Bombardier est dans la course pour construire le REM. Mais le contrat pourrait lui échapper, encore, si des entreprises de Chine ou d’ailleurs offrent un produit semblable à moindre coût.

Revers humiliant

C’est ce qui est arrivé en mai avec l’AMT, qui a commandé 24 nouvelles voitures de train à la China Railway Rolling Stock Corp. (CRRC) plutôt qu’à Bombardier, après avoir réduit à seulement 15 % le contenu canadien requis.

Bombardier avait pourtant construit les voitures de train précédentes et remporté un premier appel d’offres. Plusieurs employés ont été mis à pied. Le scénario pourrait se reproduire avec le REM.

« C’est sûr qu’il va y avoir des effets. Des pertes d’emploi, du chômage. C’est toute la vitalité économique qui est en jeu ! » s’exclame Luc Forgues, de la Chambre de commerce de Kamouraska-L’Islet.

L’exemple du Japon

Créateur de l’habillage extérieur du nouveau métro, Bruno Morin, de Graphie 222, est lui aussi furieux. « Au Japon, tous les contrats d’infrastructure vont à des entreprises japonaises. Ils s’en servent pour développer leurs technologies, leur marché intérieur. Nous autres, on est tellement gentils qu’on laisse les autres venir pour une question de quelques millions. On a la capacité de le faire, le travail. »

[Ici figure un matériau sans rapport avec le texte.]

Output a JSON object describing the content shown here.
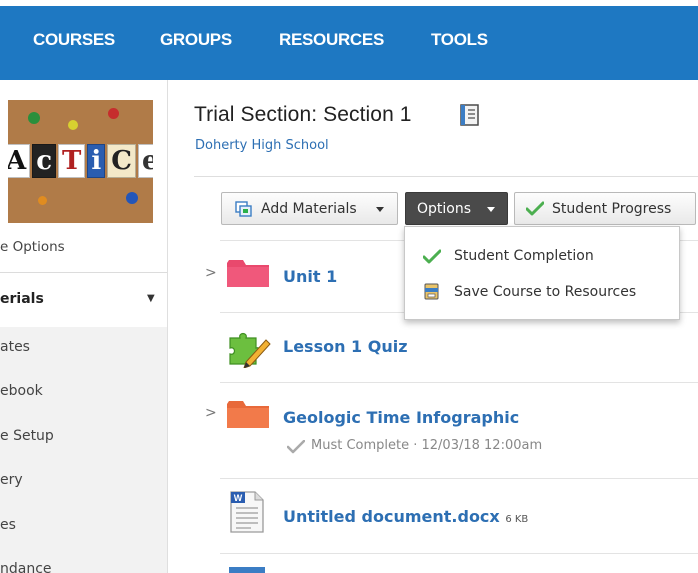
{
  "nav": {
    "items": [
      "COURSES",
      "GROUPS",
      "RESOURCES",
      "TOOLS"
    ]
  },
  "sidebar": {
    "course_picture_letters": "AcTiCe",
    "options_label": "e Options",
    "section_label": "erials",
    "links": [
      "ates",
      "ebook",
      "e Setup",
      "ery",
      "es",
      "ndance"
    ]
  },
  "header": {
    "title": "Trial Section: Section 1",
    "school": "Doherty High School"
  },
  "toolbar": {
    "add_materials": "Add Materials",
    "options": "Options",
    "student_progress": "Student Progress"
  },
  "options_menu": {
    "items": [
      {
        "label": "Student Completion",
        "icon": "green-check-icon"
      },
      {
        "label": "Save Course to Resources",
        "icon": "resources-box-icon"
      }
    ]
  },
  "materials": [
    {
      "title": "Unit 1",
      "icon": "pink-folder-icon",
      "expandable": true
    },
    {
      "title": "Lesson 1 Quiz",
      "icon": "puzzle-pencil-icon",
      "expandable": false
    },
    {
      "title": "Geologic Time Infographic",
      "icon": "orange-folder-icon",
      "expandable": true,
      "meta": "Must Complete · 12/03/18 12:00am"
    },
    {
      "title": "Untitled document.docx",
      "size": "6 KB",
      "icon": "word-document-icon",
      "expandable": false
    }
  ],
  "colors": {
    "nav_bg": "#1e78c2",
    "link": "#2d6fb3",
    "options_button_bg": "#4a4a4a",
    "check_green": "#4caf50",
    "unit_folder": "#e9496d",
    "infographic_folder": "#f27a4a"
  }
}
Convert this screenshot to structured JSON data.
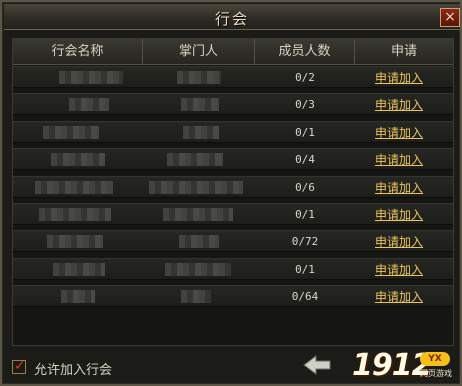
{
  "window": {
    "title": "行会",
    "close_icon": "×"
  },
  "table": {
    "columns": [
      "行会名称",
      "掌门人",
      "成员人数",
      "申请"
    ],
    "rows": [
      {
        "members": "0/2",
        "action": "申请加入"
      },
      {
        "members": "0/3",
        "action": "申请加入"
      },
      {
        "members": "0/1",
        "action": "申请加入"
      },
      {
        "members": "0/4",
        "action": "申请加入"
      },
      {
        "members": "0/6",
        "action": "申请加入"
      },
      {
        "members": "0/1",
        "action": "申请加入"
      },
      {
        "members": "0/72",
        "action": "申请加入"
      },
      {
        "members": "0/1",
        "action": "申请加入"
      },
      {
        "members": "0/64",
        "action": "申请加入"
      }
    ]
  },
  "footer": {
    "allow_join_label": "允许加入行会",
    "allow_join_checked": true,
    "back_icon": "left-arrow-icon"
  },
  "watermark": {
    "digits": "1912",
    "badge": "YX",
    "subtitle": "网页游戏"
  }
}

Les retombées économiques d’un tel contrat se chiffrent en milliards, rappelle-t-il.

CDPQ Infra n’a pas l’intention de changer d’avis. Il faut « favoriser une concurrence maximale » et obtenir le « meilleur prix », dit le porte-parole du REM, Jean-Vincent Lacroix.

« Il n’en demeure pas moins qu’à la suite de l’appel de qualification, chaque consortium inclut des entreprises ou des filiales québécoises ou canadiennes. Des entreprises d’ici feront partie du consortium gagnant. »

Des entreprises étrangères emploient donc le même stratagème que Bombardier, qui s’est installée à Plattsburgh pour remporter certains contrats « Buy American ».